Another 16 percent of harvests of these crops in 2030 will be used as feed for livestock, along with significant portions of the crops that go to processing. This ultimately produces eggs, meat, and milk – products that typically are eaten by middle- and upper-income people, rather than those who are undernourished. Diets in poor countries rely on staple foods like rice, corn, bread, and vegetable oils.
The crops that we studied – barley, cassava, maize (corn), oil palm, rapeseed (canola), rice, sorghum, soybean, sugar cane, and wheat – together account for more than 80 percent of all calories from harvested crops. Our study shows that calorie production in these crops increased by more than 200 percent between the 1960s and the 2010s.
Today, however, harvests of crops for processing, exports, and industrial uses are booming. By 2030, we estimate that processing, export and industrial-use crops will likely account for 50 percent of harvested calories worldwide. When we add the calories locked in crops used as animal feed, we calculate that by 2030, roughly 70 percent of all harvested calories of these top 10 crops will go to uses other than directly feeding hungry people.
These profound changes show how and where agriculture and agribusiness are responding to the growth of the global middle class. As incomes rise, people demand more animal products and convenient processed foods. They also use more industrial products that contain plant-based ingredients, such as biofuels, bioplastics, and pharmaceuticals.
Many crops grown for export, processing, and industrial uses are specially bred varieties of the 10 major crops that we analyzed. For example, only about 1 percent of corn grown is the U.S. is sweet corn, the type that people eat fresh, frozen, or canned. The rest is mostly field corn, which is used to make biofuels, animal feed, and food additives.
Crops grown for these uses produce more calories per unit of land than those harvested for direct food use, and that gap is widening. In our study we calculated that industrial-use crops already yield twice as many calories as those harvested for direct food consumption, and their yield is increasing 2.5 times faster.

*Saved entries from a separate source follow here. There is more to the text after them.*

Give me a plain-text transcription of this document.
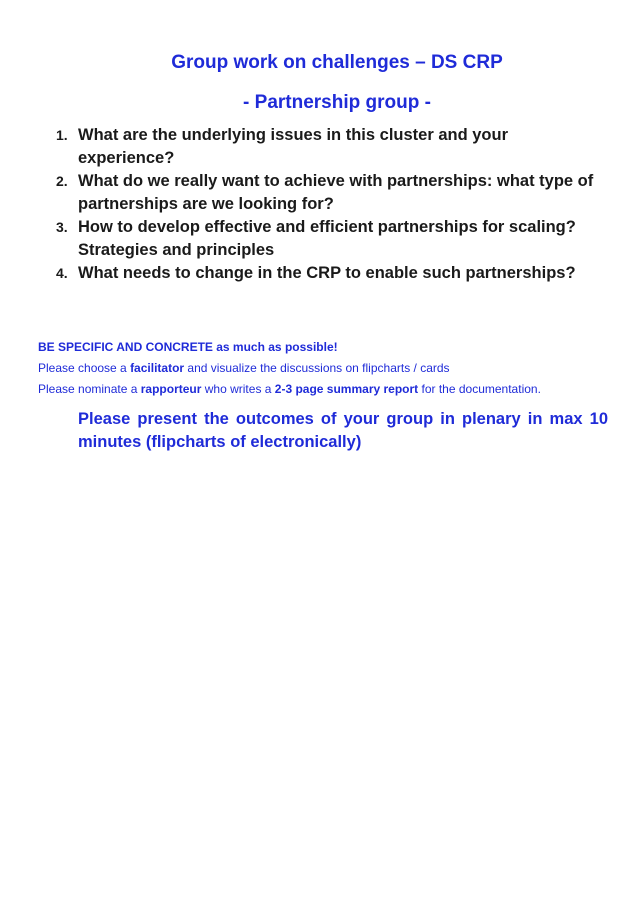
Group work on challenges – DS CRP
- Partnership group -
1. What are the underlying issues in this cluster and your experience?
2. What do we really want to achieve with partnerships: what type of partnerships are we looking for?
3. How to develop effective and efficient partnerships for scaling? Strategies and principles
4. What needs to change in the CRP to enable such partnerships?

BE SPECIFIC AND CONCRETE as much as possible!

Please choose a facilitator and visualize the discussions on flipcharts / cards

Please nominate a rapporteur who writes a 2-3 page summary report for the documentation.

Please present the outcomes of your group in plenary in max 10 minutes (flipcharts of electronically)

The amount of protein per unit of land from processing crops is twice that of food crops, and is increasing at 1.8 times the rate of food crops. Crops harvested for direct food consumption have had the lowest yields across all metrics of measurement and lowest rates of improvement.
Grow more foods that feed the hungry
What does this mean for reducing hunger? We estimate that by 2030, the world will be harvesting enough calories to feed its projected population – but it won’t be using most of those crops for direct food consumption.

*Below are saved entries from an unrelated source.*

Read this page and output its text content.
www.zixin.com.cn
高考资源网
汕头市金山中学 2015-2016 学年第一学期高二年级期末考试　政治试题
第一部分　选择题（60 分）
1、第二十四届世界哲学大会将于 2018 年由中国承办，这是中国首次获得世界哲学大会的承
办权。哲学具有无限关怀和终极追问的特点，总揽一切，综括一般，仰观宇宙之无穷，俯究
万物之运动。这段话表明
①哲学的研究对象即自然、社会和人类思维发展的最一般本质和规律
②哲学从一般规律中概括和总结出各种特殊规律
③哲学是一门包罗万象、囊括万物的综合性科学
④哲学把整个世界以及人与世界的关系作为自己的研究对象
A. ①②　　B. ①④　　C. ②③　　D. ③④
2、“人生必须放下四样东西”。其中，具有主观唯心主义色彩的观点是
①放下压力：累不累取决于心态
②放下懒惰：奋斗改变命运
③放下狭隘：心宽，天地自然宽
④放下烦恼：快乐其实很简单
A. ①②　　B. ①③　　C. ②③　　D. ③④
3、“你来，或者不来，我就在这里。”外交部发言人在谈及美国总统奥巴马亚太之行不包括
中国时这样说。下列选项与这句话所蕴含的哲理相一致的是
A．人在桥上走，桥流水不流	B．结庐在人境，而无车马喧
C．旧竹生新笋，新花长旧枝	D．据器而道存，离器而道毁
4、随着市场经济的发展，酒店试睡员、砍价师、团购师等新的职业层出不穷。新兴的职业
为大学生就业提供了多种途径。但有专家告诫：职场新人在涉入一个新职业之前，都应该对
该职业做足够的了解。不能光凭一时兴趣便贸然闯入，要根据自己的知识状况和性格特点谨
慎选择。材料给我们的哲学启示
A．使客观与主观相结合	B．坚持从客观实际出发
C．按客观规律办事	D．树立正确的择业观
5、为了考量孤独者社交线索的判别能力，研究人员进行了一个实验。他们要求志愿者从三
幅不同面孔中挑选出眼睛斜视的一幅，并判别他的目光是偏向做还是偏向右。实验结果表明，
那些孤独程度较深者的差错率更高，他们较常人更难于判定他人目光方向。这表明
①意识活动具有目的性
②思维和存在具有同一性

According to our analysis, 48 countries will not produce enough calories within their borders to feed their populations. Most of these countries are in sub-Saharan Africa, but they also include Asian nations such as Afghanistan and Pakistan, and Caribbean countries such as Haiti.

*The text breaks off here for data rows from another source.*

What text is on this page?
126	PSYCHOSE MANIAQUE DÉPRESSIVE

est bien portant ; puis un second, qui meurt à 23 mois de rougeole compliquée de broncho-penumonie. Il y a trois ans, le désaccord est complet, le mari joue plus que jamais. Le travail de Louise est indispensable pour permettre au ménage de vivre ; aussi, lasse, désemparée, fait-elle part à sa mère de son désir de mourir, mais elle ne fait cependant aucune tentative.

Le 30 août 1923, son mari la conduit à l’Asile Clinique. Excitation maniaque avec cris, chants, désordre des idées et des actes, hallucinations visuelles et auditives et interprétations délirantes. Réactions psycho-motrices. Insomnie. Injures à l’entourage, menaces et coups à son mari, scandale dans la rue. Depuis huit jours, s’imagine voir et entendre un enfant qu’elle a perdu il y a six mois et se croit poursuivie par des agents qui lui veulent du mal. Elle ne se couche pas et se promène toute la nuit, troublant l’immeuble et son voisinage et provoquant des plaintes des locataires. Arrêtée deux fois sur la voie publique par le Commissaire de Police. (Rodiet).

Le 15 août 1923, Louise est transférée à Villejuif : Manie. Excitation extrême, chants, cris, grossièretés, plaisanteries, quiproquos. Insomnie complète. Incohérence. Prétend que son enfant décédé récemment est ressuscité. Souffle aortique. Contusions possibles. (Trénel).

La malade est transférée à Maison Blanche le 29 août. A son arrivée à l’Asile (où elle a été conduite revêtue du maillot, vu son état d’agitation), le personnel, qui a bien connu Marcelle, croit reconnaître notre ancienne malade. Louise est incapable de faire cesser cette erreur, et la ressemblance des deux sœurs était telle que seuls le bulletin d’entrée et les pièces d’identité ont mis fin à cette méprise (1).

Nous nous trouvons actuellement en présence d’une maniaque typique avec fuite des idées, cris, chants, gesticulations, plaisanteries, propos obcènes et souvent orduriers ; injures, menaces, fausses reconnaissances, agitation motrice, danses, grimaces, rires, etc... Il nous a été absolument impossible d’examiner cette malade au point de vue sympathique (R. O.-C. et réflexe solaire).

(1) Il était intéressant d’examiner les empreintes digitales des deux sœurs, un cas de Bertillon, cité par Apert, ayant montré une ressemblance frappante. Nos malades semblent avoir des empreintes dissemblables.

Scientists and agricultural experts have worked to increase the productivity of food crops in countries where many people are undernourished, but the gains so far have not been enough. There may be ways to persuade wealthier nations to raise more food crops and divert that extra output to undernourished countries, but this would be a short-term solution.
My colleagues and I believe the broader goal should be raising more crops in food-insecure countries that are used directly as food, and increasing their yields. Ending poverty, the U.N.’s top sustainable development goal, will also enable countries that can’t produce enough food to meet their domestic needs to import it from other suppliers. Without more focus on the needs of the world’s undernourished people, eliminating hunger will remain a distant goal.